You are too funny. And gorgeous…even when your hair choices were, ahem, interesting. LOL.
Wednesday, 26 March, 2008 at 18:56
Darling Tanis.
You crack me the hell up.
Don’t all first time mommies chop all their hair off? I think we do, even sometimes second time mommies
You are adorable, but I really love that last picture. That, I think is you.. to a T.
You have such a great way of putting things.
Wednesday, 26 March, 2008 at 19:03
I think I’ve had just about every hairdo you’ve posted. ‘Cept the two-tone skunk;).
The last ‘do’ is by far the most attractive. It really suits you!!
Wednesday, 26 March, 2008 at 19:57
You are hawt! And super-brave for posting these. I don’t know if I could do the same – in high school I went jet-black. And don’t even get me started on my awesome mile-high junior high bangs.
Wednesday, 26 March, 2008 at 20:12
You know, you’re gorgeous no matter what, but the last do is definitely the best. Plus a top like that never hurts.
I managed to avoid the new baby chop hair off thing.

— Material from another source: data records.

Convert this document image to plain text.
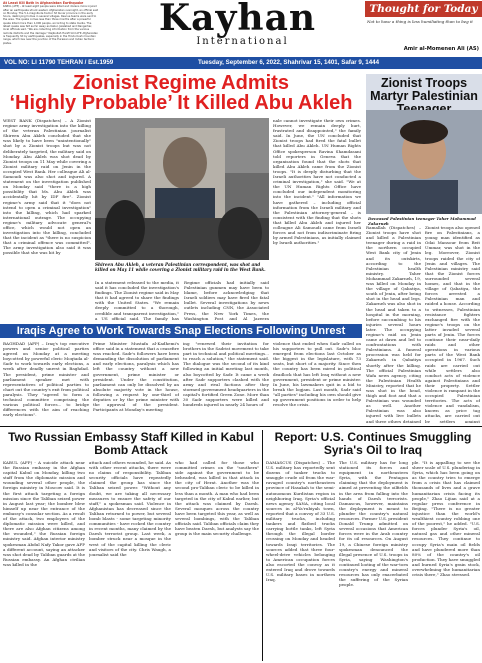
At Least Kill Both in Afghanistan Earthquake
KABUL (AFP) - At least eight people were killed and dozens more injured after an earthquake struck eastern Afghanistan overnight, an official said on Monday. The 5.1-magnitude tremor hit Kunar province in the early hours, destroying homes in several villages. Rescue teams were sent to the area. The quake comes less than three months after a powerful quake killed more than 1,000 people, according to state media. The latest quake was felt as far away as Kabul, Jalalabad and Nangarhar, local officials said. "We are collecting information from the various remote districts and the damage," Najibullah Hanifi told AFP. Afghanistan is frequently hit by earthquakes, especially in the Hindu Kush mountain range, which lies near the junction of the Eurasian and Indian tectonic plates.
Kayhan
International
Thought for Today
Not to have a thing is less humiliating than to beg it
Amir al-Momenen Ali (AS)
VOL NO: LI 11790 TEHRAN / Est.1959	Tuesday, September 6, 2022, Shahrivar 15, 1401, Safar 9, 1444
Zionist Regime Admits
‘Highly Probable’ It Killed Abu Akleh
WEST BANK (Dispatches) – A Zionist regime army investigation into the killing of the veteran Palestinian journalist Shireen Abu Akleh concluded that she was likely to have been "unintentionally" shot by a Zionist troops but was not deliberately targeted, the military said on Monday. Abu Akleh was shot dead by Zionist troops on 11 May while covering a Zionist military raid on Jenin in the occupied West Bank. Her colleague Ali al-Samoudi was also shot and injured. A statement on the investigation published on Monday said "there is a high possibility that Ms. Abu Akleh was accidentally hit by IDF fire". Zionist regime's army said that it "does not intend to open a criminal investigation" into the killing, which had sparked international outrage. The occupying regime's military advocate general's office, which would not open an investigation into the killing, concluded that the incident as "there is no suspicion that a criminal offence was committed". The army investigation also said it was possible that she was hit by
Shireen Abu Akleh, a veteran Palestinian correspondent, was shot and killed on May 11 while covering a Zionist military raid in the West Bank.
In a statement released to the media, it said it has concluded the investigation's findings. The Zionist regime said in May that it had agreed to share the findings with the United States. "We remain deeply committed to a thorough, credible and transparent investigation," a US official said. The family has
Regime officials had initially said Palestinian gunmen may have been to blame, before acknowledging that Israeli soldiers may have fired the fatal bullet. Several investigations by news outlets including CNN, the Associated Press, the New York Times, the Washington Post and Al Jazeera
nale cannot investigate their own crimes. However, we remain deeply hurt, frustrated and disappointed," the family said. In June, the UN concluded that Zionist troops had fired the fatal bullet that killed Abu Akleh. UN Human Rights Office spokesperson Ravina Shamdasani told reporters in Geneva that the organisation found that the shots that killed Abu Akleh came from the Zionist troops. "It is deeply disturbing that the Israeli authorities have not conducted a criminal investigation," she said. "We at the UN Human Rights Office have concluded our independent monitoring into the incident." "All information we have gathered – including official information from the Israeli military and the Palestinian attorney-general – is consistent with the finding that the shots that killed Abu Akleh and injured her colleague Ali Samoudi came from Israeli forces and not from indiscriminate firing by armed Palestinians, as initially claimed by Israeli authorities."
Iraqis Agree to Work Towards Snap Elections Following Unrest
BAGHDAD (AFP) – Iraq's top executive powers and senior political parties agreed on Monday at a meeting boycotted by powerful cleric Moqtada al-Sadr to work towards early elections, a week after deadly unrest in Baghdad. The president, prime minister and parliament speaker met with representatives of political parties to chart out the country's exit from political paralysis. They "agreed to form a technical committee comprising the various political forces... to bridge differences with the aim of reaching early elections".
Prime Minister Mustafa al-Kadhemi's office said in a statement that a ceasefire was reached. Sadr's followers have been demanding the dissolution of parliament and early elections, paralysis which has left the country without a new government, prime minister or president. Under the constitution, parliament can only be dissolved by an absolute majority vote in the house, following a request by one-third of deputies or by the prime minister with the approval of the president. Participants at Monday's meeting
ing "renewed their invitation for brothers in the Sadrist movement to take part in technical and political meetings... to reach a solution," the statement said. The dialogue was the second of its kind following an initial meeting last month, also boycotted by Sadr. It came a week after Sadr supporters clashed with the army and rival factions after they stormed government headquarters in the capital's fortified Green Zone. More than 30 Sadr supporters were killed and hundreds injured in nearly 24 hours of
violence that ended when Sadr called on his supporters to pull out. Sadr's bloc emerged from elections last October as the biggest in the legislature, with 73 seats, but short of a majority. Since then the country has been mired in political deadlock that has left Iraq without a new government, president or prime minister. In June, his lawmakers quit in a bid to break the logjam. Last month, Sadr said "all parties" including his own should give up government positions in order to help resolve the crisis.
Zionist Troops Martyr Palestinian
Deceased Palestinian teenager Taher Mohammad Zakarneh
Ramallah (Dispatches) – Zionist troops have shot and killed a Palestinian teenager during a raid in the northern occupied West Bank city of Jenin and its outskirts, according to the Palestinian health ministry. Taher Mohammad Zakarneh, 19, was killed on Monday in the village of Qabatiya, south of Jenin, after being shot in the head and legs. Zakarneh was also shot in the head and taken to a hospital in the morning, before succumbing to his injuries several hours later. The occupying regime's raid on Jenin came at dawn and led to confrontations with Palestinians. A funeral procession was held for Zakarneh in Qabatiya shortly after the killing. The official Palestinian Wafa news agency, citing the Palestinian Health Ministry, reported that he was shot in the head, thigh and foot and that a Palestinian was wounded as well. Another Palestinian was also injured with live bullets and three others detained
Zionist troops also opened fire on Palestinians, a young man identified as Odai Mansour from Beit Ummar, was shot in the leg. Moreover, Zionist troops raided the city of Jenin and villages. The Palestinian ministry said that the Zionist forces surrounded several homes, and that in the village of Qabatiya, the forces arrested a Palestinian man and raided a house. According to witnesses, Palestinian resistance fighters exchanged fire with the regime's troops on the latter invaded several parts of Jenin. The forces continue their near-daily raids and other operations in various parts of the West Bank occupied in 1967. Such raids are carried out while settlers also conduct acts of violence against Palestinians and their property. Settler violence is rampant in the occupied Palestinian territories. The acts of violence and vandalism, known as price tag attacks, are carried out by settlers against
Two Russian Embassy Staff Killed in Kabul Bomb Attack
KABUL (AFP) - A suicide attack near the Russian embassy in the Afghan capital Kabul on Monday, killing two staff from the diplomatic mission and wounding several other people, the foreign ministry in Moscow said. It is the first attack targeting a foreign mission since the Taliban seized power in August last year; the bomber blew himself up near the entrance of the embassy's consular section. As a result of the attack, two employees of the diplomatic mission were killed, and there are also Afghan citizens among the wounded," the Russian foreign ministry said. Afghan interior ministry spokesman Abdul Nafy Takor gave AFP a different account, saying an attacker was shot dead by Taliban guards at the Russian embassy. An Afghan civilian was killed in the
attack and others wounded, he said. As with other recent attacks, there were no claims of responsibility. Taliban security officials have repeatedly claimed the group has since the Taliban seized power. "Without any doubt, we are taking all necessary measures to ensure the safety of our staff," a spokesman said. Violence in Afghanistan has decreased since the Taliban returned to power, but several bomb blasts - some targeting minority communities - have rocked the country in recent months, many claimed by the Daesh terrorist group. Last week, a bomber struck near a mosque in the west of the capital killing the cleric and visitors of the city. Chris Waugh, a journalist said the
who had called for those who committed crimes on the "southern" side against the government to be beheaded, was killed in that attack in the city of Herat. Another was the second pro-Taliban cleric to be killed in less than a month. A man who had been targeted in the city of Kabul earlier, but the attack was claimed by Daesh. Several mosques across the country have been targeted this year, as well as several bombings, with the Taliban officials said. Taliban officials claim they have beaten Daesh, but analysts say the group is the main security challenge.
Report: U.S. Continues Smuggling Syria's Oil to Iraq
DAMASCUS (Dispatches) – The U.S. military has reportedly sent dozens of tanker trucks to smuggle crude oil from the war-ravaged country's northeastern province of Hasakah to the semi-autonomous Kurdistan region in neighboring Iraq. Syria's official news agency SANA, citing local sources in al-Ya'rubiyah town, reported that a convoy of 33 U.S. military trucks, including tankers and flatbed trucks carrying bottle tanks, left Syria through the illegal border crossing on Monday and headed towards Iraqi territories. The sources added that three four-wheel-drive vehicles belonging to American occupation forces also escorted the convoy as it entered Iraq and drove towards U.S. military bases in northern Iraq.
The U.S. military has for long stationed its forces and equipment in northeastern Syria, with the Pentagon claiming that the deployment is aimed at preventing the oilfields in the area from falling into the hands of Daesh terrorists. Damascus, however, maintains the deployment is meant to plunder the country's natural resources. Former U.S. president Donald Trump admitted on several occasions that American forces were in the Arab country for its oil resources. On August 19, a Chinese foreign ministry spokesman denounced the illegal presence of U.S. troops in Syria, saying Washington's continued looting of the war-torn country's energy and mineral resources has only exacerbated the suffering of the Syrian people.
ple. "It is appalling to see the sheer scale of U.S. plundering in Syria, which has been going on as the country tries to emerge from a crisis that has claimed thousands of lives and a grave humanitarian crisis facing its people," Zhao Lijian said at a regular press conference in Beijing. "There is no greater injustice than the world's wealthiest country robbing one of the poorest," he added. "U.S. forces plunder Syria's oil, natural gas and other mineral resources. They continue to occupy Syria's main oil fields and have plundered more than 80% of the country's oil production. They have smuggled and burned Syria's grain stock, overwhelming the humanitarian crisis there," Zhao stressed.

Well, I chopped it, but it was down to my waist, so when I cut 10″ off to donate to Locks of Love, it was still past my shoulders. I rock the ponytail, though. Sorta.

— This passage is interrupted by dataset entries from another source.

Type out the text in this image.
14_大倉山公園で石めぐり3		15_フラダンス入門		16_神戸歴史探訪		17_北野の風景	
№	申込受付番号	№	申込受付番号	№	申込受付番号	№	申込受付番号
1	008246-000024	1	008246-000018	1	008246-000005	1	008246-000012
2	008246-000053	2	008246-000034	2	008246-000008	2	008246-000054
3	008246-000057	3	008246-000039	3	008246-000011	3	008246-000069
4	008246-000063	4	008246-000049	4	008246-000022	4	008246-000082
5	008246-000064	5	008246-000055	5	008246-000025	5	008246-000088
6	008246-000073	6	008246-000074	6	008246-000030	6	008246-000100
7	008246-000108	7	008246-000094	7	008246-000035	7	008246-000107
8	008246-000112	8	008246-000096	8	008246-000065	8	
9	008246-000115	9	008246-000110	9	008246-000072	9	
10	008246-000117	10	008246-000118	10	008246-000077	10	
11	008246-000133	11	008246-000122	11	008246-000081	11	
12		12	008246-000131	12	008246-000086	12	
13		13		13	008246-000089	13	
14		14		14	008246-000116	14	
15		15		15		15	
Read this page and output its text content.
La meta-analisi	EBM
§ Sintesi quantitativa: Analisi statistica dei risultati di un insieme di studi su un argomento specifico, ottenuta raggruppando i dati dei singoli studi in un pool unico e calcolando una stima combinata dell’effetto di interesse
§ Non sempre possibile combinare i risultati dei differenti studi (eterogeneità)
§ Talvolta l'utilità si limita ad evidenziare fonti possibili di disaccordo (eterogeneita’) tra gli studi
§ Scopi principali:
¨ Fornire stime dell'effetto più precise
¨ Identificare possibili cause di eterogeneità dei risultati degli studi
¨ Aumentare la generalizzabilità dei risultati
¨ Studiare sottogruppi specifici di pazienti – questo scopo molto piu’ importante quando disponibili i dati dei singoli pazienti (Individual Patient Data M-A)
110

Wednesday, 26 March, 2008 at 20:54
You HAVE had a lot of hairdos! My hair has been so many different colors through the years that when my kids look at pictures they always ask, “Who’s that one mommy?” Yup, me again.

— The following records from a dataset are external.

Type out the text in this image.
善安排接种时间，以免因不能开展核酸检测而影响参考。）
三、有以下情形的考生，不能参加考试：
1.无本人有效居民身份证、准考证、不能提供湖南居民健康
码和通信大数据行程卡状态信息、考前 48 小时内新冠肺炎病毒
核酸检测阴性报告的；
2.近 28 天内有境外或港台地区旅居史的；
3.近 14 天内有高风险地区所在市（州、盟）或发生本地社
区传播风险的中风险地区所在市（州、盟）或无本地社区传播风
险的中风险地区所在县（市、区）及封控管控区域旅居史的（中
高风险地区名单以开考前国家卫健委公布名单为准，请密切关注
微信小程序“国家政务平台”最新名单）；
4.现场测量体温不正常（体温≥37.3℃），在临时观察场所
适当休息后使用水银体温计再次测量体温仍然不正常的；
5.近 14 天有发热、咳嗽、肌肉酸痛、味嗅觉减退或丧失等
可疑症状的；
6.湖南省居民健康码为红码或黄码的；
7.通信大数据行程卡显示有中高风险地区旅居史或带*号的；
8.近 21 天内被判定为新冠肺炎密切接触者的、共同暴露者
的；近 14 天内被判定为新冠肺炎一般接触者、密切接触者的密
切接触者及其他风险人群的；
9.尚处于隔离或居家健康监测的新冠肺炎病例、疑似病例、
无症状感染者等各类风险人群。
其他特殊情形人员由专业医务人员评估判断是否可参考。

Wednesday, 26 March, 2008 at 21:38
What is it with you, purple shirts and and a rack that any woman would be proud of?
Wednesday, 26 March, 2008 at 21:42
I love this. Suddenly my bi-level 8th grade hair doesn’t seem that odd, I know I am not alone.
And you look fab now, fer sure!
Boo-tiful!
Wednesday, 26 March, 2008 at 23:19
I’m with you–it’s hair, it grows back, be adventurous. I love the short hair, but then I would.
Thursday, 27 March, 2008 at 2:01
Oh…wow!
I’m contemplating the short-do just like your photo post Frac’s birth. You look really cool. I doubt (and my family are all telling me) that I couldn’t pull it off.
Which is making me want to do it all the more!
Thursday, 27 March, 2008 at 2:39
I was all ready to back you up, but I must admit that I like the hairdo in the last picture best. But then, you are pretty enough that you can pull off just about anything.
Thursday, 27 March, 2008 at 4:16
umm well I would post some pics of my hair choices but it would require us both opening a bottle of wine (maybe 2) and laughing until we peed our pants …my husband and kids have almost got the hairdressers around here where they won’t work on my hair without someone else’s supervision now since I have some umm `interesting’ ideas
Thursday, 27 March, 2008 at 5:59
That’s a true friend to stick by you in the “Oreo Cookie Days”
Thursday, 27 March, 2008 at 7:45
I am with Chicky Chicky Baby, jet black mullet.
Thursday, 27 March, 2008 at 8:49
This was a great post. Makes me want to mix things up a little.
Thursday, 27 March, 2008 at 9:30
Would you hate me forever and never grab my boobs again if I told you that in the second-to-last picture you look a lot like Hillary Clinton?